I'm not entirely sure I understand it correctly, but PageEditStash::getAndWaitForStashValue uses ILoadBalancer::getAnyOpenConnection and by chance acquires a connection where a transaction was already open for edit?

I'm not entirely sure I understand it correctly, but PageEditStash::getAndWaitForStashValue uses ILoadBalancer::getAnyOpenConnection and by chance acquires a connection where a transaction was already open for edit?

Yes. the question is, why is there a transaction open when EditPage::runPostMergeFilters is called? In my mind, that should not be the case.

To prevent this type of issue, perhaps we want to assert in some places that no DB transaction is open. E.g. before parsing, and before doing GET_LOCK. That way, we'd flush out potential lock retention before it starts to actually trigger timeouts.

MediaWiki automatically wraps the entire request in a transaction if it encounters a write which does not do its own transaction handling. So something unrelated to saving could have started the transaction, like AbuseFilter taking an action, or a session refresh (although I would expect either to show up in Logstash).

MediaWiki automatically wraps the entire request in a transaction if it encounters a write which does not do its own transaction handling. So something unrelated to saving could have started the transaction, like AbuseFilter taking an action, or a session refresh (although I would expect either to show up in Logstash).

That's true, but an automatic transaction would have been flushed before starting the explicit transaction for the revision creation, I think...

My plan of action for now:

  • make database::lock() flush automatic transactions.
  • make database::lock() flush warn about explicit transactions (and fail tests)
  • make the Parser warn if an explicit transaction is in progress (and fail tests)

I hope that this will trigger the condition that causes this timeout in production, by making tests fail.

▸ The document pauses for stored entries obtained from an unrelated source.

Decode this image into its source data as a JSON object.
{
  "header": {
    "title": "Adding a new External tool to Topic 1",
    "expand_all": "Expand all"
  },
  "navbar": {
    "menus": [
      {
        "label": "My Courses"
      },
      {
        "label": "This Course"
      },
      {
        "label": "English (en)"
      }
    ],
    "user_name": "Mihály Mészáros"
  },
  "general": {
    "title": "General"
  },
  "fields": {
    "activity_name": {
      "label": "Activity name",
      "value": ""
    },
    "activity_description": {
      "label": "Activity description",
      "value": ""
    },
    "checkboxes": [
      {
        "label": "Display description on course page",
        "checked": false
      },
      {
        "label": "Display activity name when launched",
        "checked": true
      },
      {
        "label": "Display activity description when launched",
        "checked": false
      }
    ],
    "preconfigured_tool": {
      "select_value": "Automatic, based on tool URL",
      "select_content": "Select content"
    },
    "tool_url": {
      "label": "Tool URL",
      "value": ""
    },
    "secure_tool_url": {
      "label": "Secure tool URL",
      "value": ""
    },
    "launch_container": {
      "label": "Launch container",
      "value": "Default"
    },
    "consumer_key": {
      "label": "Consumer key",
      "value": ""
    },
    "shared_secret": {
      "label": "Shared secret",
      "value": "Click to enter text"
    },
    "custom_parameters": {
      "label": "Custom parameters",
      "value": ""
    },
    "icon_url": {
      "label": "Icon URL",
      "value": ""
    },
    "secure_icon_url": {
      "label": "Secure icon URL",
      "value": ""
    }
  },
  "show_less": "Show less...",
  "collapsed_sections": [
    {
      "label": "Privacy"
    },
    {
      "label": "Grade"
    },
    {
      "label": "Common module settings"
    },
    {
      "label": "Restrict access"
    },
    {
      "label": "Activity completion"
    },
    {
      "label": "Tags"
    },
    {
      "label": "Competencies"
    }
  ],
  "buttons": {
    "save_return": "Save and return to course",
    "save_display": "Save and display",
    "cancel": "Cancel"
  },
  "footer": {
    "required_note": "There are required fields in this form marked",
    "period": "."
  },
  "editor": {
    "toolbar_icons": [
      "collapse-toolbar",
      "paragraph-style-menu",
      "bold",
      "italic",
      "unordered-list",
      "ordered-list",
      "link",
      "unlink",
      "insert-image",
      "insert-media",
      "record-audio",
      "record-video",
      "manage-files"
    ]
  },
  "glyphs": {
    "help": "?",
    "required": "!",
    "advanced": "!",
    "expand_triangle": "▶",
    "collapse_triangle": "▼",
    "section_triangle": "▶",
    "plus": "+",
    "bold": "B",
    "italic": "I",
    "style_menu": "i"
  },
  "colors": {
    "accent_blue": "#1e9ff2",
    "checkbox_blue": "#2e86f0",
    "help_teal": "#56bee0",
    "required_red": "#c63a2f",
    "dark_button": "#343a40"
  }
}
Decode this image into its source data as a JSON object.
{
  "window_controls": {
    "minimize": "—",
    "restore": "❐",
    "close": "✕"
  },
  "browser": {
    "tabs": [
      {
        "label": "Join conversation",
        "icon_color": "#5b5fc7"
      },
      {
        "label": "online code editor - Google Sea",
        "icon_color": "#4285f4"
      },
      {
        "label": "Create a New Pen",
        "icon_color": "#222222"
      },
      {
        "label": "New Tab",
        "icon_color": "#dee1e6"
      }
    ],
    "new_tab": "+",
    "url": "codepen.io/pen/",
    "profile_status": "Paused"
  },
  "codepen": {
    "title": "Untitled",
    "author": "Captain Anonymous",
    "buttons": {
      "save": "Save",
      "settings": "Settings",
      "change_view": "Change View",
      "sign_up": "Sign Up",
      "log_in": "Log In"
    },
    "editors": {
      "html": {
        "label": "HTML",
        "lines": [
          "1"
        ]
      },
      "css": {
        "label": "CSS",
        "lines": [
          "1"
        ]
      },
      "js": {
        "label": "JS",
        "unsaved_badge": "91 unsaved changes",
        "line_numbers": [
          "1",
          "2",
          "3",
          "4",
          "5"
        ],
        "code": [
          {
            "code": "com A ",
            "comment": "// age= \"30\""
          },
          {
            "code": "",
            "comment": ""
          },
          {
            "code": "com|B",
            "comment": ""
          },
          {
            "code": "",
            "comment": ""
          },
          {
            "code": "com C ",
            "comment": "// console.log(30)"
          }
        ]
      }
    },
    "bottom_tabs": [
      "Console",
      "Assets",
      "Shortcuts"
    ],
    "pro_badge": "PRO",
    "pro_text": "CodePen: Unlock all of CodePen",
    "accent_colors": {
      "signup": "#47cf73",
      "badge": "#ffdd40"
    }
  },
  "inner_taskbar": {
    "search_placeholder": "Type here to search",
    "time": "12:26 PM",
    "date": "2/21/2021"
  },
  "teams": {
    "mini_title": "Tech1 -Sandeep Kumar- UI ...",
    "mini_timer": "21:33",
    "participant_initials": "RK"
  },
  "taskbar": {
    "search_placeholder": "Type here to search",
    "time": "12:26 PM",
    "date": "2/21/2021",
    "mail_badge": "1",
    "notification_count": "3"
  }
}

Change 593757 had a related patch set uploaded (by Daniel Kinzler; owner: Daniel Kinzler):
[mediawiki/core@master] Database: don't count lock() as a write operation

https://gerrit.wikimedia.org/r/593757

While I was chatting with @Krinkle on IRC, he found out that https://gerrit.wikimedia.org/r/c/mediawiki/core/+/582022 caused Database::lock() to be treated as a write operation now. This was not the case before, and indeed should not be the case. This means the error reported here is spurious, the transaction isn't actually spending a lot of time in writes.

Change 593765 had a related patch set uploaded (by Krinkle; owner: Daniel Kinzler):
[mediawiki/core@wmf/1.35.0-wmf.30] rdbms: don't treat lock() as a write operation

https://gerrit.wikimedia.org/r/593765

Change 593757 merged by jenkins-bot:
[mediawiki/core@master] rdbms: don't treat lock() as a write operation

https://gerrit.wikimedia.org/r/593757

https://gerrit.wikimedia.org/r/593757 has been merged, but has it been deployed (I assume it will need to be backported to the 1.35.0-wmf.30 branch as well)? Train it held until it has been.

https://gerrit.wikimedia.org/r/593757 has been merged, but has it been deployed (I assume it will need to be backported to the 1.35.0-wmf.30 branch as well)? Train it held until it has been.

Scheduled for SWAT https://wikitech.wikimedia.org/w/index.php?title=Deployments&type=revision&diff=1864961&oldid=1864936

UBN patches, and particularly train-blocking UBN patches, should not wait for SWAT, but be deployed immediately (in line with https://wikitech.wikimedia.org/wiki/Deployments/Emergencies).

UBN patches, and particularly train-blocking UBN patches, should not wait for SWAT, but be deployed immediately (in line with https://wikitech.wikimedia.org/wiki/Deployments/Emergencies).

One of these days I'll learn how to do that. I'm still scared of prod servers.

Change 593765 merged by jenkins-bot:
[mediawiki/core@wmf/1.35.0-wmf.30] rdbms: don't treat lock() as a write operation

https://gerrit.wikimedia.org/r/593765

Mentioned in SAL (#wikimedia-operations) [2020-05-04T15:45:54Z] <jforrester@deploy1001> Synchronized php-1.35.0-wmf.30/includes/libs/rdbms/database/DatabaseMysqlBase.php: T251457 rdbms: don't treat lock() as a write operation (duration: 01m 04s)

Jdforrester-WMF assigned this task to daniel.

Deployed. Provisionally declaring fixed.